Thursday afternoon, while fishing in the rain, we had not one, but three sharks bite trout in half that we were reeling back to the boat. It may well have been the same shark as the three attacks took place over the course of an hour, but the sharks were back nonetheless.
That unwanted action took place on a line from the gas rig at the mouth of East pass to the southern tip of Rabbit Island. The one shark that we actually saw hit the trout was very close to the boat and probably about four feet long. At the moment that attack occurred, I would probably have guessed the shark to be twice that long, but shock and awe can lead to gross exaggerations!

We made a short run Saturday afternoon in an effort to substantiate a report of some solid trout in Coffee Ground, but never found them. Len did have a huge blowup on a Super Spook and fought the fish for at least five minutes before it broke off. By the time that happened, we had drifted across the pipe line and were once again almost in Middle Pass.

Based solely on the fact that we had dealt with the sharks earlier and his fish was not a redfish, I wrote it off as another shark and we called it a day after another hour or so. That night I got home and found that I had a call on my answering machine from Dean Burnett.

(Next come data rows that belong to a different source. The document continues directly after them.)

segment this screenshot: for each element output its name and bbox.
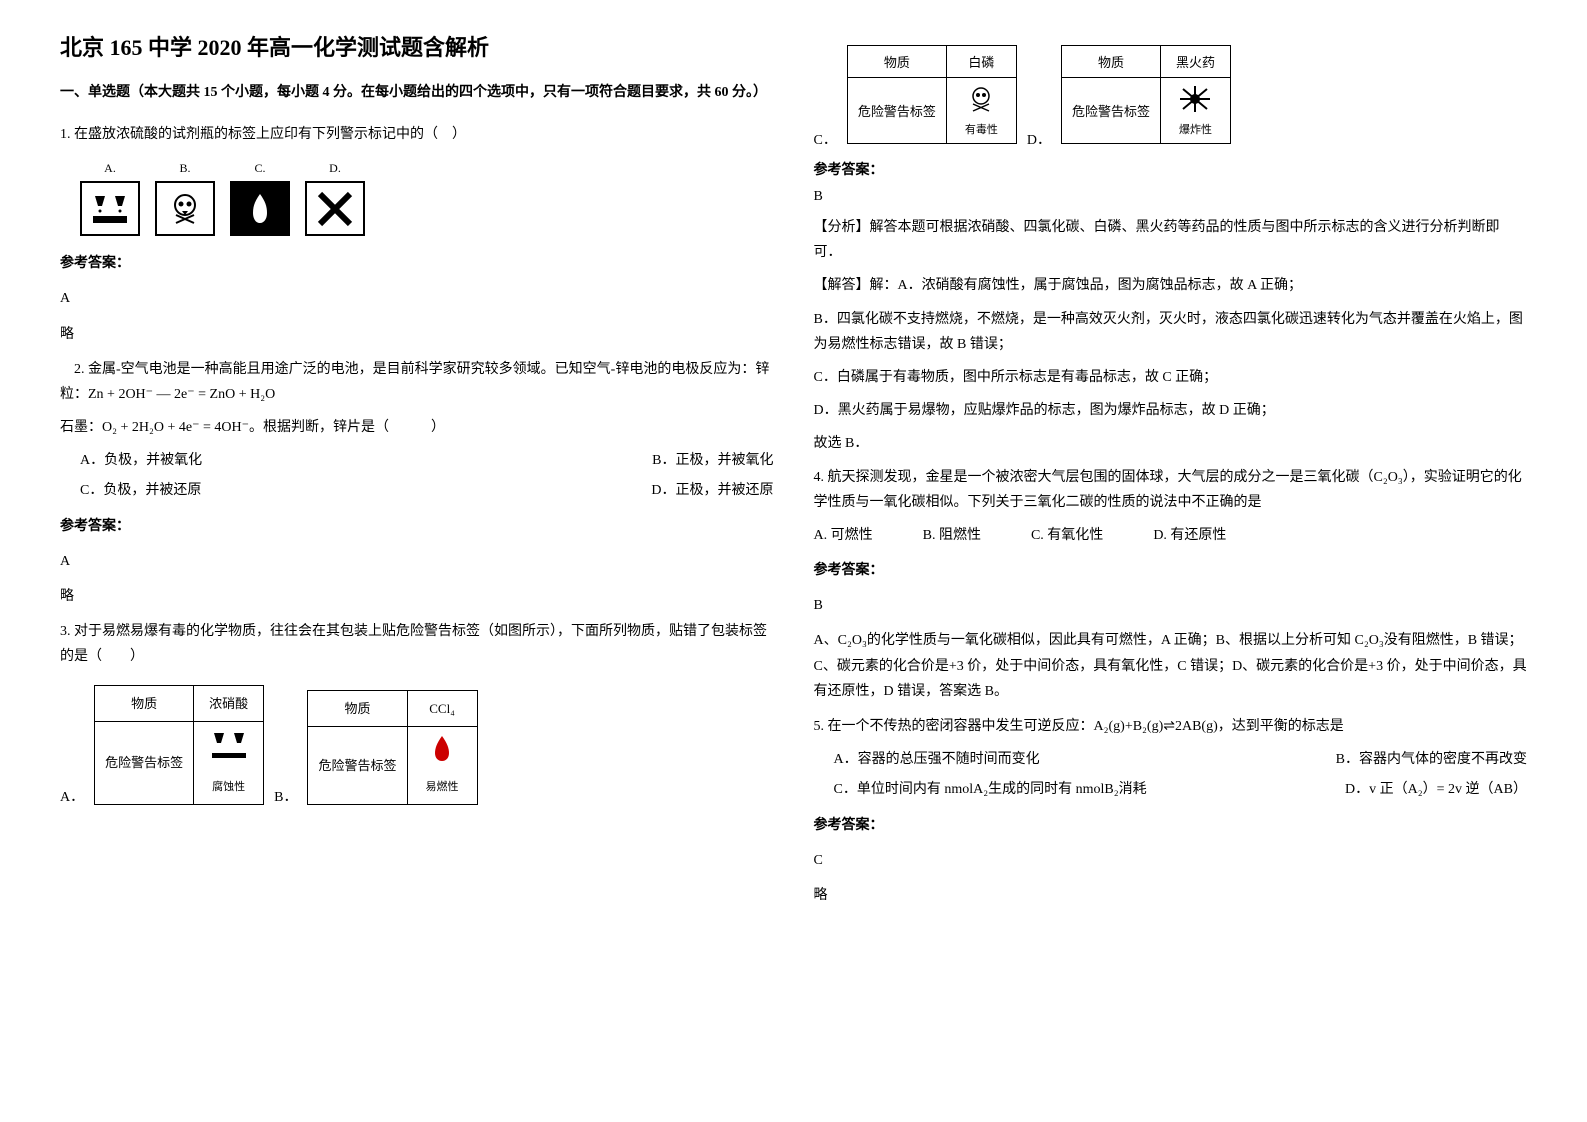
- q4-explanation: A、C₂O₃的化学性质与一氧化碳相似，因此具有可燃性，A 正确；B、根据以上分析…: [814, 628, 1528, 704]
- q5-note: 略: [814, 883, 1528, 908]
- q2-answer: A: [60, 549, 774, 574]
- q2-opt-c: C．负极，并被还原: [60, 483, 201, 498]
- q1-label-c: C.: [254, 158, 265, 180]
- q3-label-c: C．: [814, 129, 837, 149]
- skull-small-icon: 有毒性: [946, 78, 1016, 144]
- q5-opt-b: B．容器内气体的密度不再改变: [1336, 747, 1527, 772]
- b-label-text: 易燃性: [418, 778, 467, 798]
- q1-label-a: A.: [104, 158, 116, 180]
- cell-d-name: 黑火药: [1161, 46, 1231, 78]
- cell-a-name: 浓硝酸: [194, 685, 264, 721]
- q3-label-d: D．: [1027, 129, 1051, 149]
- section-intro: 一、单选题（本大题共 15 个小题，每小题 4 分。在每小题给出的四个选项中，只…: [60, 82, 774, 104]
- cell-substance: 物质: [95, 685, 194, 721]
- explosion-small-icon: 爆炸性: [1161, 78, 1231, 144]
- cell-c-name: 白磷: [946, 46, 1016, 78]
- q1-label-b: B.: [179, 158, 190, 180]
- flame-dark-icon: [230, 181, 290, 236]
- q5-answer: C: [814, 848, 1528, 873]
- q1-label-d: D.: [329, 158, 341, 180]
- q1-answer: A: [60, 286, 774, 311]
- right-column: C． 物质白磷 危险警告标签有毒性 D． 物质黑火药 危险警告标签爆炸性 参考答…: [794, 30, 1548, 1092]
- q3-table-a: 物质浓硝酸 危险警告标签腐蚀性: [94, 685, 264, 805]
- page-title: 北京 165 中学 2020 年高一化学测试题含解析: [60, 30, 774, 62]
- q4-answer-label: 参考答案：: [814, 558, 1528, 583]
- q5-answer-label: 参考答案：: [814, 813, 1528, 838]
- question-4: 4. 航天探测发现，金星是一个被浓密大气层包围的固体球，大气层的成分之一是三氧化…: [814, 465, 1528, 705]
- q4-options: A. 可燃性 B. 阻燃性 C. 有氧化性 D. 有还原性: [814, 523, 1528, 548]
- q1-option-d: D.: [305, 158, 365, 237]
- cross-icon: [305, 181, 365, 236]
- cell-warning-b: 危险警告标签: [308, 727, 407, 805]
- q4-opt-c: C. 有氧化性: [1031, 523, 1103, 548]
- left-column: 北京 165 中学 2020 年高一化学测试题含解析 一、单选题（本大题共 15…: [40, 30, 794, 1092]
- q1-note: 略: [60, 322, 774, 347]
- q3-sol-b: B．四氯化碳不支持燃烧，不燃烧，是一种高效灭火剂，灭火时，液态四氯化碳迅速转化为…: [814, 307, 1528, 357]
- corrosive-small-icon: 腐蚀性: [194, 722, 264, 805]
- q5-row1: A．容器的总压强不随时间而变化 B．容器内气体的密度不再改变: [814, 747, 1528, 772]
- c-label-text: 有毒性: [957, 121, 1006, 137]
- q5-opt-c: C．单位时间内有 nmolA₂生成的同时有 nmolB₂消耗: [814, 782, 1147, 797]
- q4-text: 4. 航天探测发现，金星是一个被浓密大气层包围的固体球，大气层的成分之一是三氧化…: [814, 465, 1528, 515]
- q1-answer-label: 参考答案：: [60, 251, 774, 276]
- d-label-text: 爆炸性: [1171, 121, 1220, 137]
- cell-substance-c: 物质: [847, 46, 946, 78]
- q2-text2: 石墨：O₂ + 2H₂O + 4e⁻ = 4OH⁻。根据判断，锌片是（ ）: [60, 415, 774, 440]
- q3-answer-label: 参考答案：: [814, 159, 1528, 179]
- q3-label-a: A．: [60, 785, 84, 810]
- question-3: 3. 对于易燃易爆有毒的化学物质，往往会在其包装上贴危险警告标签（如图所示），下…: [60, 619, 774, 810]
- q2-row2: C．负极，并被还原 D．正极，并被还原: [60, 478, 774, 503]
- question-2: 2. 金属-空气电池是一种高能且用途广泛的电池，是目前科学家研究较多领域。已知空…: [60, 357, 774, 610]
- q4-answer: B: [814, 593, 1528, 618]
- q2-answer-label: 参考答案：: [60, 514, 774, 539]
- q3-label-b: B．: [274, 785, 297, 810]
- q3-sol-d: D．黑火药属于易爆物，应贴爆炸品的标志，图为爆炸品标志，故 D 正确；: [814, 398, 1528, 423]
- q2-opt-b: B．正极，并被氧化: [652, 448, 773, 473]
- q3-tables-ab: A． 物质浓硝酸 危险警告标签腐蚀性 B． 物质CCl₄ 危险警告标签易燃性: [60, 680, 774, 810]
- q2-text: 2. 金属-空气电池是一种高能且用途广泛的电池，是目前科学家研究较多领域。已知空…: [60, 357, 774, 407]
- q4-opt-d: D. 有还原性: [1153, 523, 1226, 548]
- q2-note: 略: [60, 584, 774, 609]
- q3-tables-cd: C． 物质白磷 危险警告标签有毒性 D． 物质黑火药 危险警告标签爆炸性: [814, 40, 1528, 149]
- q3-solution: 【解答】解：A．浓硝酸有腐蚀性，属于腐蚀品，图为腐蚀品标志，故 A 正确；: [814, 273, 1528, 298]
- q1-option-b: B.: [155, 158, 215, 237]
- cell-substance-d: 物质: [1061, 46, 1160, 78]
- q1-options-images: A. B. C. D.: [80, 158, 774, 237]
- q3-analysis: 【分析】解答本题可根据浓硝酸、四氯化碳、白磷、黑火药等药品的性质与图中所示标志的…: [814, 215, 1528, 265]
- cell-warning-c: 危险警告标签: [847, 78, 946, 144]
- q3-table-c: 物质白磷 危险警告标签有毒性: [847, 45, 1017, 144]
- q3-table-d: 物质黑火药 危险警告标签爆炸性: [1061, 45, 1231, 144]
- question-1: 1. 在盛放浓硫酸的试剂瓶的标签上应印有下列警示标记中的（ ） A. B. C.: [60, 122, 774, 346]
- corrosive-icon: [80, 181, 140, 236]
- q5-opt-d: D．v 正（A₂）= 2v 逆（AB）: [1345, 777, 1527, 802]
- q5-opt-a: A．容器的总压强不随时间而变化: [814, 752, 1040, 767]
- q3-sol-c: C．白磷属于有毒物质，图中所示标志是有毒品标志，故 C 正确；: [814, 365, 1528, 390]
- q1-text: 1. 在盛放浓硫酸的试剂瓶的标签上应印有下列警示标记中的（ ）: [60, 122, 774, 147]
- question-5: 5. 在一个不传热的密闭容器中发生可逆反应：A₂(g)+B₂(g)⇌2AB(g)…: [814, 714, 1528, 908]
- q2-opt-d: D．正极，并被还原: [651, 478, 773, 503]
- q5-row2: C．单位时间内有 nmolA₂生成的同时有 nmolB₂消耗 D．v 正（A₂）…: [814, 777, 1528, 802]
- q5-text: 5. 在一个不传热的密闭容器中发生可逆反应：A₂(g)+B₂(g)⇌2AB(g)…: [814, 714, 1528, 739]
- q1-option-c: C.: [230, 158, 290, 237]
- a-label-text: 腐蚀性: [204, 778, 253, 798]
- q3-answer: B: [814, 189, 1528, 205]
- cell-warning-d: 危险警告标签: [1061, 78, 1160, 144]
- skull-icon: [155, 181, 215, 236]
- q4-opt-b: B. 阻燃性: [923, 523, 981, 548]
- q3-text: 3. 对于易燃易爆有毒的化学物质，往往会在其包装上贴危险警告标签（如图所示），下…: [60, 619, 774, 669]
- q3-table-b: 物质CCl₄ 危险警告标签易燃性: [307, 690, 477, 805]
- cell-b-name: CCl₄: [407, 690, 477, 726]
- q4-opt-a: A. 可燃性: [814, 523, 873, 548]
- q2-row1: A．负极，并被氧化 B．正极，并被氧化: [60, 448, 774, 473]
- cell-substance-b: 物质: [308, 690, 407, 726]
- q1-option-a: A.: [80, 158, 140, 237]
- q2-opt-a: A．负极，并被氧化: [60, 453, 202, 468]
- flame-small-icon: 易燃性: [407, 727, 477, 805]
- cell-warning: 危险警告标签: [95, 722, 194, 805]
- q3-conclusion: 故选 B．: [814, 431, 1528, 456]
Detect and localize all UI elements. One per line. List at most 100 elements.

He had caught a 43-inch jack crevalle that weighed 29-pounds the afternoon before while fishing in, you guessed it, Middle Pass. His big fish hit a live shad and Dean said it was a long drawn out fight. I never even considered the possibility of Len’s fish being a jack, but that makes more sense than a shark as they usually gnaw their way to freedom pretty quickly.

Aside from any encounter with a ray, regardless of the size, or dealing with a shark while in the water rather than the boat, these are nothing more than rare occurrences on the north end of the lake that indicate a higher than usual salinity level. They are also very dependable indicators that area anglers are in line for some super fishing on this end of the lake this fall!